With more and more AI models and tools being developed, questions about the data that's used to train them have been emerging. Even major AI companies have been accused of illegally scraping data. Zoom has made a point of clarifying that its platform will not be doing so.
Zoom Calls Will Not Be Used to Train AI
The video conferencing platform became widely used during the pandemic when people were restricted from meeting face-to-face. Since then, it's still being used by companies and organizations for virtual meetings in hybrid setups.
With that said, Zoom has a lot of user data and calls that can be used to train AI, and that fact became concerning when the platform updated its Terms of Service which implied that video calls could be used to train AI models.
The update stated that service-generated data and customer content could be used "for the purpose of product and service development" like "machine learning or artificial intelligence including for the purposes of training or tuning of algorithms and models."
Users have become wary of this given that it Zoom might start using private and sensitive data without their consent. In response to the matter, Zoom Chief Product Officer Smita Hashim said that Zoom audio, video, or chat will not be used to train their models without customer consent.
As reported by Ars Technica, "service generated data" were the telemetry and diagnostic data and not the actual content of its users' calls or chats. Since the post by Hashim might not have been enough, Zoom clarified it through its latest Terms of Service Update.
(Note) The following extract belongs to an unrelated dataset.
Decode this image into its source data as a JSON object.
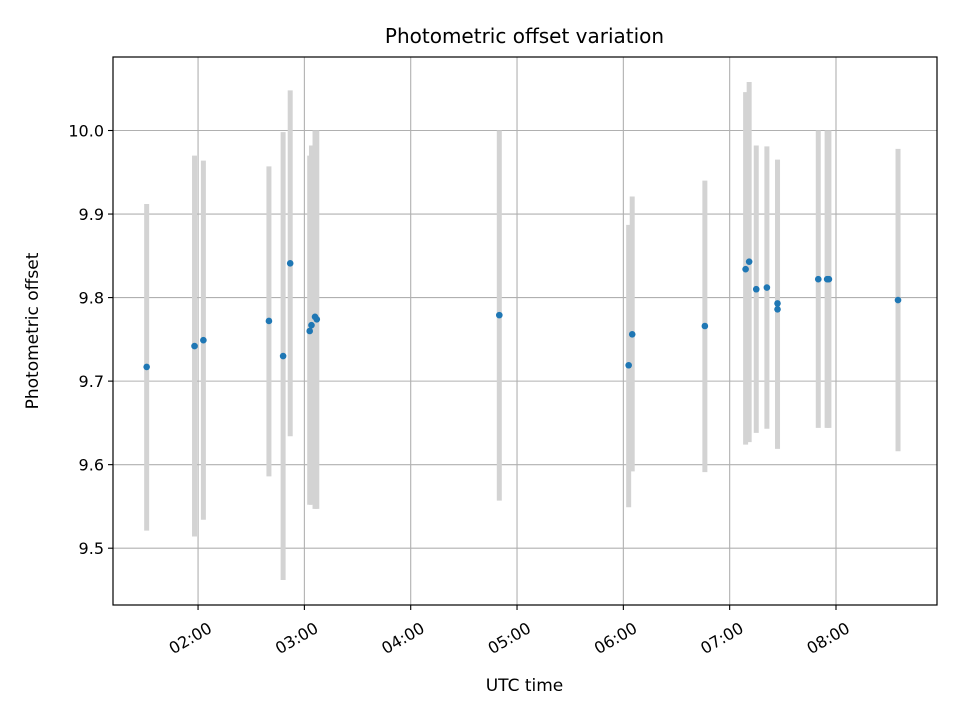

It states that "Zoom does not use any of your audio, video, chat, screen sharing, attachments or other communications-like Customer Content (such as poll results, whiteboard, and reactions) to train Zoom or third-party artificial intelligence models."
Other Platforms Have Taken Measures
Zoom's data cannot be accessed by other AI companies due to its calls being private. Other platforms, however, are not so lucky. Social networking sites like Reddit and X (formerly Twitter) have had to go through extreme measures to avoid user data from being used.
X, for instance, faced a lot of criticism over its countermeasure, wherein certain users were given a limit on how many posts they can view in a day. Unverified users were allowed fewer views per day than verified users.
This is what also started Reddit's API price change, which eventually spun out of control. The API pricing was meant for companies and other users who were using Reddit data to train AI models, but it also affected a lot of Reddit third-party apps and was met with protests from mods.
Illegal scraping of data has been an ongoing issue. The main concern is that the AI models might learn from data that are meant to be private, which might otherwise be revealed when the AI models divulge what it learns when responding to certain text prompts.
Even if that's not the case, users are still entitled to keep their private data private of they choose to.